Laila El-Haddad, showing a photo she received of her family huddling in an apartment building. Tyrone Turner / DCist/WAMU

“They told me in a message over WhatsApp that they made the decision to die in the dignity of their own homes rather than risk another ethnic cleansing — what Palestinians refer to as the Nakba, which is what we experienced in 1948,” El-Haddad says, referencing the forceful expulsion of more than 700,000 Palestinians from their homes and the creation of the Israeli state in Palestine. (El-Haddad played the messages she has received from her family for DCist/WAMU.)

Most of her communications are limited to written messages and voice notes; the connection isn’t strong enough to support video calls. Through audio recordings, El-Haddad says her cousin relays how the family is doing; in one note, he describes how they huddled together on the ground floor of the apartment between two concrete walls during active shelling.

“It’s terrifying and disorienting all at once, and he’s trying to convey that reality to me in small little audio and voice notes,” she says.

“The first thing I do when I wake up in the morning is I just refresh my Whatsapp, and I quickly make sure to see what the last message they sent me was … and that’s the last thing I do before I go to sleep,” she says.

If she doesn’t hear back, she says she messages a group chat of Palestinian Americans from Gaza, asking if there’s been another attack or airstrike, or if anyone has heard from a certain family member. Then, they check the Palestinian Ministry of Health’s list of people killed — hoping not to see a loved one. When Israel completely severed phone, cellular, and internet services for nearly two days last weekend, El-Haddad says it was terrifying — “they were literally cut off from the world.”
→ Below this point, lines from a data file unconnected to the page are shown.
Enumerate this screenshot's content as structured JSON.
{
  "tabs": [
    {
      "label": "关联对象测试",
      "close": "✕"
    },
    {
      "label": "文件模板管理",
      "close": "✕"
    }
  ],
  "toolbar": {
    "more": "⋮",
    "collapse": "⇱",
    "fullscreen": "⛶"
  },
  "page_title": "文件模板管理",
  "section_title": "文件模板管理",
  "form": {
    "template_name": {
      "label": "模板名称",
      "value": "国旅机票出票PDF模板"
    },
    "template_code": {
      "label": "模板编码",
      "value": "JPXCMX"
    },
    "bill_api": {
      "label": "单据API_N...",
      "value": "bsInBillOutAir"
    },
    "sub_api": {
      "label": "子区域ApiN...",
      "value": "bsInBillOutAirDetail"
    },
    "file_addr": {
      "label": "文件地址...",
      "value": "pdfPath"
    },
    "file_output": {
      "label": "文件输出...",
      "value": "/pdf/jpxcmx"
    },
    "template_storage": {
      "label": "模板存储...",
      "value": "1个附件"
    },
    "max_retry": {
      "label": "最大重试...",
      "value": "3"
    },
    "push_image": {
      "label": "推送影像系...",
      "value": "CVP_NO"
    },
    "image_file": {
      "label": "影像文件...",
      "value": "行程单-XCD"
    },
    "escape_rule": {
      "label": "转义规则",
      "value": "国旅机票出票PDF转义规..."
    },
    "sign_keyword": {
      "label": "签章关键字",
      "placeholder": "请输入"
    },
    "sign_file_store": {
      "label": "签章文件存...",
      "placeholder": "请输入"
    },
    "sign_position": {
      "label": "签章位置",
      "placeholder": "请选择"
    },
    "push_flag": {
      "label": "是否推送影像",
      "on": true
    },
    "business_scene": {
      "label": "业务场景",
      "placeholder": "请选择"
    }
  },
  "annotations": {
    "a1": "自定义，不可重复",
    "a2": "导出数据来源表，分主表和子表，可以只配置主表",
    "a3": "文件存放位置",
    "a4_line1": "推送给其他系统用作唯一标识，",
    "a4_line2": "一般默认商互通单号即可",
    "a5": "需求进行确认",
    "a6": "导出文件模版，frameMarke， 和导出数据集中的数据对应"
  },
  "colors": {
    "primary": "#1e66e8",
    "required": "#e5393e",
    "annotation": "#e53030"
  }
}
Laila’s cousin celebrating his daughter’s 11th birthday with family, taken Oct. 14. Laila El-Haddad

“It’s emotionally exhausting,” El-Haddad says of the constant state of anxiety, not knowing from one hour to the next if another Israeli attack has killed loved ones. “I think, though, the most exhausting part of it all is having to explain over and over why we as Palestinians don’t deserve to be killed…why innocent civilians, why my family, why my uncle and my cousins, why they deserve to live with freedom, and with rights, and without bombs raining over their heads.”

El-Haddad’s fears materialized on Nov. 3, when she received news that her uncle’s wife, his wife’s oldest son, his wife, and their two adult daughters were killed.

As they manage keeping in touch with family and friends in Gaza, El-Haddad and Sawada have been connecting with their community locally — attending rallies and protests in the region and meeting with representatives in the region to demand a cease-fire.

Without knowing what each new minute holds, El-Haddad says she derives her hope from Palestinian people — including the dispatches she does get on her phone from her family. Her cousin’s daughter celebrated her 11th birthday on Oct. 14, and to mark the occasion, El-Haddad’s cousin made a cake with what they could find, providing a momentary distraction.

On her phone, El-Haddad received an image of her family members grinning around a table.

“Just those simple acts of joy, those mundane routine tasks become herculean acts of resistance,” she says.